Charlie | August 1st 2018

Decision trees are one of the most popular machine learning algorithms but also the most powerful. This article is going to explain how they work from a non-technical perspective.

One of the reasons they are so powerful is because they can be easily visualised so that a human can understand whats going on. Imagine a flowchart, where each level is a question with a yes or no answer. Eventually an answer will give you a solution to the initial problem. That is a decision tree. Everybody subconsciously uses decision trees all the time for most menial tasks. Decision trees in machine learning take that ability and multiply it to be able to artificially perform complex decision making tasks.

A lot of the time it can be very difficult to understand how a machine learning algorithm comes to its decision, making them unusable for many scenarios. This is especially true for cases where the decision might need to be contested, such as in the criminal justice system, health industry and for strategic business decisions. This is even more of a factor for customer-facing machine learning algorithms now that customers have a “right to an explanation” under GDPR. A decision tree’s ability for human comprehension is a major advantage.

The decision tree analyses a data set in order to construct a set of rules, or questions, which are used to predict a class. Let us consider a dataset consisting of lots of different animals and some of their characteristics. These characteristics can be used to predict their class. If we take an eagle and an elephant, a question that would split these two animals would be ‘Does this animal have two legs?’ or perhaps ‘Does this animal weight under 500kg?’. The answer no for either of these questions would lead to the classification of an elephant, whereas yes would be an eagle.

These rules can be built up to create a model that can classify complex situations. To extend the animal classification example, consider the scenario of needing to classify a selection of animals into mammals, birds, fish. Look at the visualised decision tree to see how two simple questions can be used to split the data.

These simple questions layered one after another, allow the classification of a wide range of animals. This is the power of decision trees. Now if we give the trained decision tree a new animal, for example a dog, it will classify it. Does a dog breath air? Yes.
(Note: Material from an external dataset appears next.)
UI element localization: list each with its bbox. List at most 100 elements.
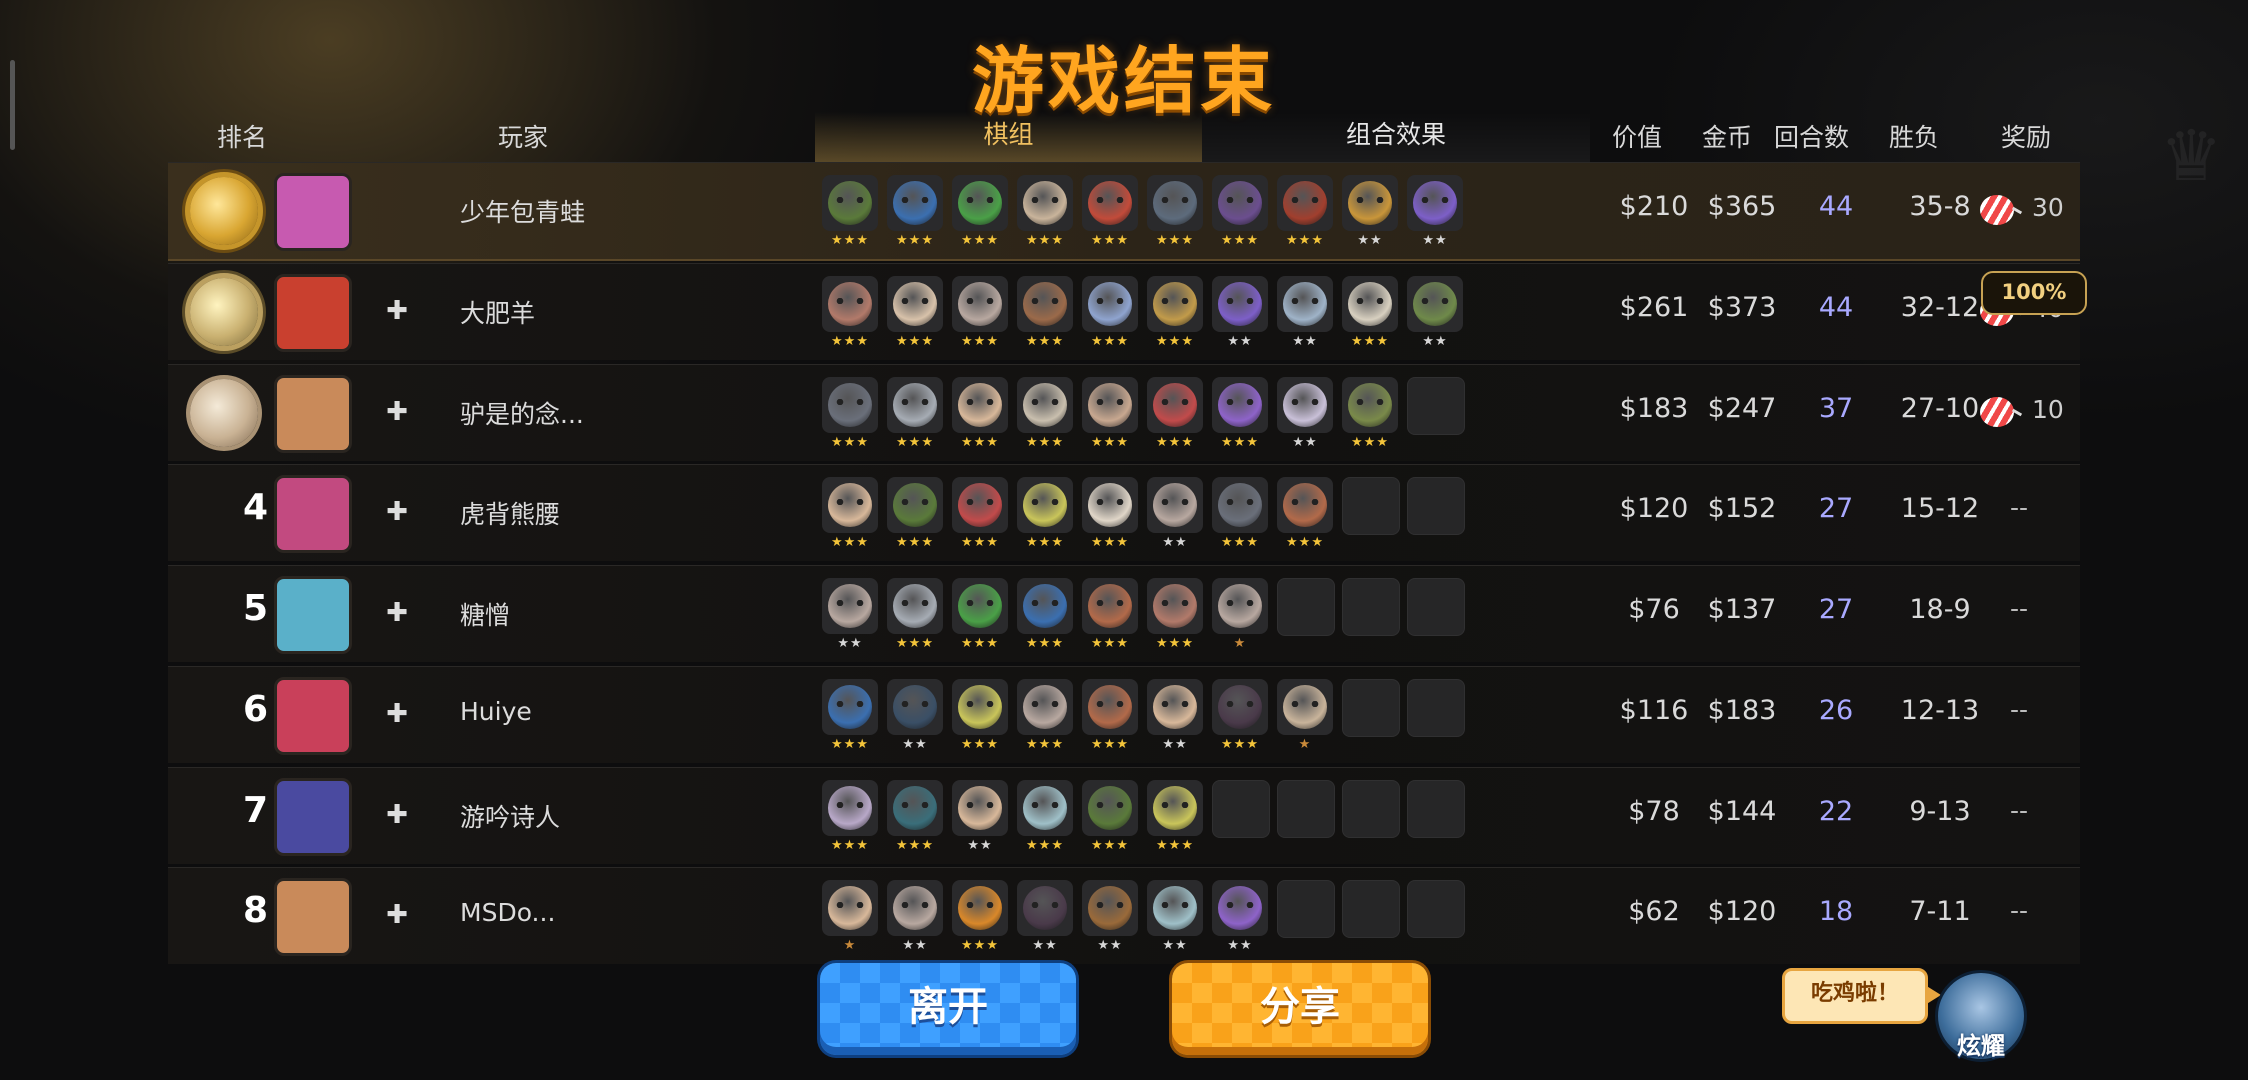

Does a dog lay eggs? No. Therefore the model will classify it as a mammal, the correct answer!

When a human constructs a decision tree, the questions and answers are based off their logic and knowledge. In data science the creation of these rules is usually governed by an algorithm learning which questions to ask by analysing the entire data set. To put this into context we will come back to the animal example, the algorithm will look at all the animals to figure out that all animals that don’t breath air and notice that they are all fish. This mathematically splits the dataset by it’s class. This creates powerful algorithms that can classify new data into classes in a way that any human can understand.

Decision trees can become much more powerful when used as ensembles. Ensembles are clever ways of combining decision trees to create a more powerful model. These ensembles create state of the art machine learning algorithms that can outperform neural networks in some cases. The two most popular ensemble techniques are random forests and gradient boosting.